Answered what question? (What I am suggesting is that the actual question be reread.)

Think of row reducing a matrix. You have a pivot row and a row beneath it. You multiply bottom row by pivot coefficient, pivot row by bottom row value in pivot column, subtract, and now the resulting row has zero in the pivot position.

For linear polynomials with variables in some fixed order, a GB computation is exactly this row reduction, where columns are equivalent to variables (so col 1 has coefficients of polynomials in the top variable, col 2 has coeffs of second variable, etc.)

For nonlinear things get more complicated. The variable and monomial order give rise to an ordering of terms in polynomials. The notion of "reduction" becomes one of finding a syzygy between a pair of polynomials (forget the algebra terminology and just consider that what I now describe is related to row reduction). Say we are going to operate on a pair of polynomials. Each has a leading term. These are monomials, say 3*x*y^2 and 5*x^2*y. Find the lcm of those "power products" . It is 15*x^2*y^2. So each polynomial gets multiplied by whatever needed to cancel that lcm (poly1 gets multiplied by 5x, poly2 by 3y in this case). When we subtract the difference of the modified polyniomials the lead terms have cancelled.

Of course this is more complicated then simple row reduction. We may have increased the degree overall (since we multiplied by things that raise degree). We now do a bona fide polynomial "reduction" step, wherein polys with lead terms that divide the resulting one (up to coefficient) get used to remove high terms until no longer possible.

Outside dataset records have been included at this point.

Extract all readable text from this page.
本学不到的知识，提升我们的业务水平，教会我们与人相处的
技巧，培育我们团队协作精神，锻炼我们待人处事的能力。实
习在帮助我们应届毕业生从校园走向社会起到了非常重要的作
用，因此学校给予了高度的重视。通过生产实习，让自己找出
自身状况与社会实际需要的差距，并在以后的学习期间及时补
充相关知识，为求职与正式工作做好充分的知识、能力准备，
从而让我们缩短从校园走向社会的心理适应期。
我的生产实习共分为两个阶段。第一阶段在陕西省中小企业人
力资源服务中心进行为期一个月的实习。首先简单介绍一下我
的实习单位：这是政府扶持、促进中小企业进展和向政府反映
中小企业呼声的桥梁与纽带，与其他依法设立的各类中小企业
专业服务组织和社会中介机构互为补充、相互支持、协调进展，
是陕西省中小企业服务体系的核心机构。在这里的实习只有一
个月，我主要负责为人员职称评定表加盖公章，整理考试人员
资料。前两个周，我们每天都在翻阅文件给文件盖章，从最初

In row reduction we've replaced one row by another. In a GB computation, at this point we may have either a new polynomial with leading term not divisible by any polynomial in the current set, or zero. If a new polynomial then we add it to our list of polynomials in the GB, and now must consider it in similar operations involving pairs of polynomials giving rise to new ones.

The important theoretical result of Buchberger was that this process stabilizes. He also noted some extremely important efficiencies. Other important properties were proved, among them ways to use a GB to solve a system of polynomial equations.

"Ideals, Varieties, and Algorithms" by Cox, Little, and O'Shea is one of the better books on the topic, and is aimed at (advanced) undergrads.